The Ongoing Saudi Kerfuffle

"Presidents don't often get the freedom to work with unblemished partners."

National Security Desk · Nov. 27, 2018

Nearly two months after the brutal murder of Washington Post journalist Jamal Khashoggi, the American Leftmedia — led largely by the WaPo — is still up in arms over not just the murder but the way President Donald Trump has responded.

First, we’ll restate a couple of things we noted the only other time we’ve commented on the subject. Murder is what authoritarian regimes do, be they Islamic or otherwise. A free press is anathema to totalitarians. But with Khashoggi, there may be more than meets the eye. He joined the Muslim Brotherhood in the 1970s. He wasn’t an advocate of Western-style democracy, instead favoring an Arab Spring-style political Islamic regime. That isn’t to minimize his death; it’s to see clearly who he was, which the WaPo in its lionization refuses to do.

Second, the Leftmedia coverage is driven by the fact that Khashoggi was a journalist (or, more accurately, a propagandist), not by true care for or understanding of sometimes messy foreign alliances such as the one the U.S. has with Saudi Arabia.
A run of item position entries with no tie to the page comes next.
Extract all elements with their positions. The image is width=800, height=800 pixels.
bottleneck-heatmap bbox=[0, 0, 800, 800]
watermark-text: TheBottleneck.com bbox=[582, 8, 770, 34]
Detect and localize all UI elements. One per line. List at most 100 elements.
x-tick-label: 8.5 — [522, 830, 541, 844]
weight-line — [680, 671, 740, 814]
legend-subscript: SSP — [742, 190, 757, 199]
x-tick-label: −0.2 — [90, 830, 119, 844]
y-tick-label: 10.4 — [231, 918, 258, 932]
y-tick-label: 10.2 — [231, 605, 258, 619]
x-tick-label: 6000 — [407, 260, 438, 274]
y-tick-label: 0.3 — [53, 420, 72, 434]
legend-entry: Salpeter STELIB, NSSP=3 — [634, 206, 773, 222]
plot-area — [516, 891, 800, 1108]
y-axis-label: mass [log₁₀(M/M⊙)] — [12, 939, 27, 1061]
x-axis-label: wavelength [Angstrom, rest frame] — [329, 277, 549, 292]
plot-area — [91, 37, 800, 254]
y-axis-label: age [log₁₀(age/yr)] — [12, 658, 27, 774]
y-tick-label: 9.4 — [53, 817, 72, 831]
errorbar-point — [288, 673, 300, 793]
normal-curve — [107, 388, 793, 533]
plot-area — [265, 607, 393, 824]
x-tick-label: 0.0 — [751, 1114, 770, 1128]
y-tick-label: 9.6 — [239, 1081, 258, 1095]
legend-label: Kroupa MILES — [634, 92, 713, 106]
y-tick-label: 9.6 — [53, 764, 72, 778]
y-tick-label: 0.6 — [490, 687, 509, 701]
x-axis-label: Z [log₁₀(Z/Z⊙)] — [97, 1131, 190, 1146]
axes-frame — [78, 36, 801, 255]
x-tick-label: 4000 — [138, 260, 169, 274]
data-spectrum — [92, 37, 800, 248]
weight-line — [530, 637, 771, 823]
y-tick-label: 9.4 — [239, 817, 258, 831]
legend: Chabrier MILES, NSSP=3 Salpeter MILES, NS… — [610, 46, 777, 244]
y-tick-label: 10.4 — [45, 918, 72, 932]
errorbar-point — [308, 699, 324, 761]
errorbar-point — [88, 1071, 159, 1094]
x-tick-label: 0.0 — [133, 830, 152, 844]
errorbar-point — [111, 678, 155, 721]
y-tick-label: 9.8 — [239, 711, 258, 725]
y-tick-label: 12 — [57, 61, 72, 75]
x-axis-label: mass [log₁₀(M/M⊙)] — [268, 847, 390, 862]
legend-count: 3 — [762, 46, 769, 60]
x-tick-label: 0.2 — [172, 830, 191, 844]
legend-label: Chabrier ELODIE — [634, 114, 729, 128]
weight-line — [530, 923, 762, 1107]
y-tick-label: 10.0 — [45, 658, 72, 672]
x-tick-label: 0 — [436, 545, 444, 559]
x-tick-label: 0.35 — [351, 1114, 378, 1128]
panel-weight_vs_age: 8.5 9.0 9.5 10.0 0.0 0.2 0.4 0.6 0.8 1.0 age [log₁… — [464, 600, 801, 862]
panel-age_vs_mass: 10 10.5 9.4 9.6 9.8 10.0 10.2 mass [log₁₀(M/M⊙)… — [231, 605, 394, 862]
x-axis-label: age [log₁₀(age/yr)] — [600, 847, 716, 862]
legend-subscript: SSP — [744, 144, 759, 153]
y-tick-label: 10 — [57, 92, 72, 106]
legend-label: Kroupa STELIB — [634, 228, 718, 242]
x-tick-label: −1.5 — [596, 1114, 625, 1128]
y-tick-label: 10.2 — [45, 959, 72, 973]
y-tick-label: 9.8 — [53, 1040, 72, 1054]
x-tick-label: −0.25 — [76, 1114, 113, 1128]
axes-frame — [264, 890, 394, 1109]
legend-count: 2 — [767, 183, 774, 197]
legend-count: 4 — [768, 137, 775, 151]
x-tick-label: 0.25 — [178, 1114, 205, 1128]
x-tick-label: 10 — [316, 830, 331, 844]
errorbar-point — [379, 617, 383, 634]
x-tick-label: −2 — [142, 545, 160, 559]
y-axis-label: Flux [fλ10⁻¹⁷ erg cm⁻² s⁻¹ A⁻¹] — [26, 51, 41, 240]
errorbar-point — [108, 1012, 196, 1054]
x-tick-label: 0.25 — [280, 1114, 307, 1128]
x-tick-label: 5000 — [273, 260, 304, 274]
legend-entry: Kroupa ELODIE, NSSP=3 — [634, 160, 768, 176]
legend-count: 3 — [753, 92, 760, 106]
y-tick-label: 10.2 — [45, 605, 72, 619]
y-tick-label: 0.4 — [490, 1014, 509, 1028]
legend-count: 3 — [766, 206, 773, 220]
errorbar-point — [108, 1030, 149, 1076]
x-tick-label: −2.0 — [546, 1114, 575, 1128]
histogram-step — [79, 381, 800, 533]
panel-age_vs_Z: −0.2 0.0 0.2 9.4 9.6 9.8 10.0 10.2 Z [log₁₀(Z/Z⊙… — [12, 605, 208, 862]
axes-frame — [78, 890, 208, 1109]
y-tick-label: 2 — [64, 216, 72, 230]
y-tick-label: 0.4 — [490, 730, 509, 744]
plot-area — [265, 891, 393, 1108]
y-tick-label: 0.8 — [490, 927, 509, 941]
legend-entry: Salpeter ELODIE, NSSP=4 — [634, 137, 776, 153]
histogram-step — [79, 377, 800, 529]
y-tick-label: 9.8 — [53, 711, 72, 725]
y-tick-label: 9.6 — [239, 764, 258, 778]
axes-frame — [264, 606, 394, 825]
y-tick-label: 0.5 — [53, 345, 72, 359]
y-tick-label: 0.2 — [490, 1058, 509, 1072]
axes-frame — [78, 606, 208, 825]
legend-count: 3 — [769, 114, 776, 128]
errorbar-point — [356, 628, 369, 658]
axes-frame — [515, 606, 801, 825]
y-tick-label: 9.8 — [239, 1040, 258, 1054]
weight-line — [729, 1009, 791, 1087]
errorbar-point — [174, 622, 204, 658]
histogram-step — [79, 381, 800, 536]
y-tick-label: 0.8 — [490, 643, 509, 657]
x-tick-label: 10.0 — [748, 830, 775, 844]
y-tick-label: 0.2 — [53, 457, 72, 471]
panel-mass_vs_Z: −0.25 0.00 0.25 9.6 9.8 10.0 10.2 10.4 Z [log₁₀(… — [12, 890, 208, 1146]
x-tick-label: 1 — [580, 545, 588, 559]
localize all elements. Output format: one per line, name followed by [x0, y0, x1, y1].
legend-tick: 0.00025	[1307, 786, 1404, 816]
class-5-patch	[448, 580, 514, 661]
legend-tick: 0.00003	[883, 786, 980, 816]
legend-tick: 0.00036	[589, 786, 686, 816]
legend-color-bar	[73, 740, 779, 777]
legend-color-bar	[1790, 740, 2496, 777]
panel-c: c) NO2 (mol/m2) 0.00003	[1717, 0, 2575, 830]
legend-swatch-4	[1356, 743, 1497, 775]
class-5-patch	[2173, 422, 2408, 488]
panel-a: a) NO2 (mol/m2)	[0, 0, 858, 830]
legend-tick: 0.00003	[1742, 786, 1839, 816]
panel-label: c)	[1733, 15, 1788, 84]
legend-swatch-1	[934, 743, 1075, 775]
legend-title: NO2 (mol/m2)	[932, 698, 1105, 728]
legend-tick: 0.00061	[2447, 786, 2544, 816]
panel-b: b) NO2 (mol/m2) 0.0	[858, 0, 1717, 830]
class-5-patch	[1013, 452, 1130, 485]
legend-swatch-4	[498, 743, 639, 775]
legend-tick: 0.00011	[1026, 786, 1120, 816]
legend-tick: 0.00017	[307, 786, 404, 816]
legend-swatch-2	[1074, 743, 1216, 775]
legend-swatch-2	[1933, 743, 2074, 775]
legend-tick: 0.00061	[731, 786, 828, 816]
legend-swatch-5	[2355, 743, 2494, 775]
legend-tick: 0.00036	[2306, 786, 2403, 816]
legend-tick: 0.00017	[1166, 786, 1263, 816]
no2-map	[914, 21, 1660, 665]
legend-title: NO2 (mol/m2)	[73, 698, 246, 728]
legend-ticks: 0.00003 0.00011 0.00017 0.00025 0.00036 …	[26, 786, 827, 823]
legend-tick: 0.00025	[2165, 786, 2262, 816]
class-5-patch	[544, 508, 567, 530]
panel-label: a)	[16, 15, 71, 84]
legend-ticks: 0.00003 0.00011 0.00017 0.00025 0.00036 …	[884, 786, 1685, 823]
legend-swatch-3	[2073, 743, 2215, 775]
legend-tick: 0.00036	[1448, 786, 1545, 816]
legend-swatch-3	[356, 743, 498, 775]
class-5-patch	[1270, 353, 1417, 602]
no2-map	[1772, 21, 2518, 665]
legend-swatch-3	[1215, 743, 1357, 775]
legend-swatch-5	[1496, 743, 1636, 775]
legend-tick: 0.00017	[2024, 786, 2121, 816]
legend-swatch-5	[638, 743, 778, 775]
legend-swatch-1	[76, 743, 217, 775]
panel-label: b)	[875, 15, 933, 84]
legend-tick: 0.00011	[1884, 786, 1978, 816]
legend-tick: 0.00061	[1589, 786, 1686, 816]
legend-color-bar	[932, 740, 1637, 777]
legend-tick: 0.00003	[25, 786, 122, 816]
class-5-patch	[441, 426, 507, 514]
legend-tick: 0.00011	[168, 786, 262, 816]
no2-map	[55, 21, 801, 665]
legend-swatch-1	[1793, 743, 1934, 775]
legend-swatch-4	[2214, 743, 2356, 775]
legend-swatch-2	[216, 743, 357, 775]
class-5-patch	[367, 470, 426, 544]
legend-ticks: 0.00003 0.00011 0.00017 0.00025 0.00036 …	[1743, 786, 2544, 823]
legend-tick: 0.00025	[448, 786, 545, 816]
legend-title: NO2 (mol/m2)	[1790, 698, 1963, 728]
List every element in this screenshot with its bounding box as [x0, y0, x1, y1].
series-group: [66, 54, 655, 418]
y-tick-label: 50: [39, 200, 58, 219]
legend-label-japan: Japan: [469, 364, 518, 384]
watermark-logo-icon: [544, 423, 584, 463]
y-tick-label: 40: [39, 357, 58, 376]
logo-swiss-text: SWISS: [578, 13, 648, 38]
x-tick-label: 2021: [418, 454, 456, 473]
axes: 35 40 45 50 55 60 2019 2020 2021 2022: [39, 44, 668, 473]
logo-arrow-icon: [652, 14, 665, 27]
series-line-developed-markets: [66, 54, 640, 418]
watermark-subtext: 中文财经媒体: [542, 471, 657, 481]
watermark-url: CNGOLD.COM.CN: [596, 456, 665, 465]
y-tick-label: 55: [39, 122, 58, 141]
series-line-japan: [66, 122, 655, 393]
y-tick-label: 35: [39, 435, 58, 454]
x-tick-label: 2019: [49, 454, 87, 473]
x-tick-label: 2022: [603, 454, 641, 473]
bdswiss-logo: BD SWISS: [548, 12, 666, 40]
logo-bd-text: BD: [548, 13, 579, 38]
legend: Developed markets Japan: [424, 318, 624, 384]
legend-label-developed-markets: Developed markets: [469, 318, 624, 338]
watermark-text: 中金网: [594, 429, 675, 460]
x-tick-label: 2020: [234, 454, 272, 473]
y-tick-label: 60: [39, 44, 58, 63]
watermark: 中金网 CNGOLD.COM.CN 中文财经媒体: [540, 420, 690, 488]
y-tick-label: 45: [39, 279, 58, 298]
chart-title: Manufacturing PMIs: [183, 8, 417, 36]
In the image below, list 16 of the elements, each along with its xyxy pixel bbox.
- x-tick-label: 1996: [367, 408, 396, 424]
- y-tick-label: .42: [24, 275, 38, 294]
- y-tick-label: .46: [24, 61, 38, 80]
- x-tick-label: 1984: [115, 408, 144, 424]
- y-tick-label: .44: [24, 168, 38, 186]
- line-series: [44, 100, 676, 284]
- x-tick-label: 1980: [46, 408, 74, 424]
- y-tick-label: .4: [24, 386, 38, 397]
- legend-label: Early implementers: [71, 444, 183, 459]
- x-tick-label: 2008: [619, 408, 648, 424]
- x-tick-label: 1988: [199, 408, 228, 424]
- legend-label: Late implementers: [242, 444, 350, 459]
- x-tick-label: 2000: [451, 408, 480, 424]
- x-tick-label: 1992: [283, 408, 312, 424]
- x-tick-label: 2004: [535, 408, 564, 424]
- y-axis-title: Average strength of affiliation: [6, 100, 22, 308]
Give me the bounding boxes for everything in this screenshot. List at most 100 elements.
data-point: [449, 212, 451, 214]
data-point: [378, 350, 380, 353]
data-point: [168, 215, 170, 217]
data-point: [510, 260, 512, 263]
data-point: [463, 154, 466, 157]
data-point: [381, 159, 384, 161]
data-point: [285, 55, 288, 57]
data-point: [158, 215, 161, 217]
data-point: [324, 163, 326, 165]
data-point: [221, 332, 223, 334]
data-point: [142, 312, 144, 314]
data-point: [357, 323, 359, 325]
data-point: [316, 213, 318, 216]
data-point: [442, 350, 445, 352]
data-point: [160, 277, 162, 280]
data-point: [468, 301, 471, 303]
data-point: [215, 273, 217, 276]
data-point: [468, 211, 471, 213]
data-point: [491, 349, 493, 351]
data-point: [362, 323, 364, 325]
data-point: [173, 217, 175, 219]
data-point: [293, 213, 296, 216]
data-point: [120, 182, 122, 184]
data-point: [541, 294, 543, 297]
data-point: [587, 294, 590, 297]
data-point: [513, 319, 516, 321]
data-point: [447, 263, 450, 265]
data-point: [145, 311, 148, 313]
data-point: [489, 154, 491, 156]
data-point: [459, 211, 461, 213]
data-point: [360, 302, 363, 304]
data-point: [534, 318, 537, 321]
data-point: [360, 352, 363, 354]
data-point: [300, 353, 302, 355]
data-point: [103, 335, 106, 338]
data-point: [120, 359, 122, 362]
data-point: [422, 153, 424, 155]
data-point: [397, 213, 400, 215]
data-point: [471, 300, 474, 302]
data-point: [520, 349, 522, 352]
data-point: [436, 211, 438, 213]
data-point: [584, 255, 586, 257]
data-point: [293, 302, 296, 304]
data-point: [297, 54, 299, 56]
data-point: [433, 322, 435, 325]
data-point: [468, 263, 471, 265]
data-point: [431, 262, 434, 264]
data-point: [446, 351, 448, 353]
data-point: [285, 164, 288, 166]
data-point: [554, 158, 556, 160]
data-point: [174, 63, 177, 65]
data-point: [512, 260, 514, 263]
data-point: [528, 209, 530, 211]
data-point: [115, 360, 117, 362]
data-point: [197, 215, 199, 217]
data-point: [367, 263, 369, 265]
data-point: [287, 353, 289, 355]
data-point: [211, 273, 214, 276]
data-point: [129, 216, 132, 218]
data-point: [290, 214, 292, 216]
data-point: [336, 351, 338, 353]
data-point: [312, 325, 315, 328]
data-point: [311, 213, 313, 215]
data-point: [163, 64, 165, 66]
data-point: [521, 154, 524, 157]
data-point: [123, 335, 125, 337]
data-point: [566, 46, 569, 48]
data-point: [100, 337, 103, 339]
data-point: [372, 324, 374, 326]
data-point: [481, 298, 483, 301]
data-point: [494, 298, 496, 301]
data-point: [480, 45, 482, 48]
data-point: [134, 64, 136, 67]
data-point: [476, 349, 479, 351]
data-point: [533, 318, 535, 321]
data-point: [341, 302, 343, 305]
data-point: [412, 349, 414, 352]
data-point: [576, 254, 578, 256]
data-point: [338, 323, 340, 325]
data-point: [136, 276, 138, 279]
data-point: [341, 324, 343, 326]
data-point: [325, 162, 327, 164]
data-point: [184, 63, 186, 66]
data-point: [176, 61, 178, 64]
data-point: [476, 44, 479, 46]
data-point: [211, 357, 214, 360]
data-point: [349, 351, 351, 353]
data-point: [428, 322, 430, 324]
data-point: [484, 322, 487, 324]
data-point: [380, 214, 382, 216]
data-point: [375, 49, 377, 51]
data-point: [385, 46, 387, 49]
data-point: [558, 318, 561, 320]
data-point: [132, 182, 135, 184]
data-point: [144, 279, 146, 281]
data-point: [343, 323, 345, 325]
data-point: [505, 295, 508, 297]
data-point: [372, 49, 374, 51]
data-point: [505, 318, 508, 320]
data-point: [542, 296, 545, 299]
Third, we also drew this back to the actual scandal of the 2012 Benghazi attack. The Leftmedia would like to make this “Trump’s Benghazi.”

Now, to recent developments. The CIA last week concluded that Saudi Crown Prince Mohammed bin Salman not only knew about the murder but ordered it, contradicting the Saudi government’s claims. Trump then contradicted the CIA, expressing doubt about its conclusion. Of Salman’s order or knowledge, Trump said as only he could, “Maybe he did and maybe he didn’t!” Trump’s generally crass letter regarding the murder and the CIA’s conclusion largely reduced the relationship with Saudi Arabia to arms sales, oil, and Iran, but without the right emphasis or caveats. As The Wall Street Journal observed, “We are aware of no President, not even such ruthless pragmatists as Richard Nixon or Lyndon Johnson, who would have written a public statement like this without so much as a grace note about America’s abiding values and principles. Ronald Reagan especially pursued a hard-line, often controversial, foreign policy against Soviet Communism, but he did so with a balance of unblinkered realism and American idealism. Mr. Trump seems incapable of such balance.”

But Trump wasn’t entirely wrong, either. As Defense Secretary Jim Mattis correctly noted, “There has to be accountability for anyone involved in the murder. Yes, I’m calling it murder. We’re not going to apologize for our human-rights stance. Nor are we going to apologize for working with Saudi Arabia when it’s necessary for the good of innocent people who are in trouble. Presidents don’t often get the freedom to work with unblemished partners.”

Finally, the CIA — hardly an unblemished partner, by the way — does not set foreign policy; the president does. And as he concluded his letter, Trump said, “Very simply it is called America First!”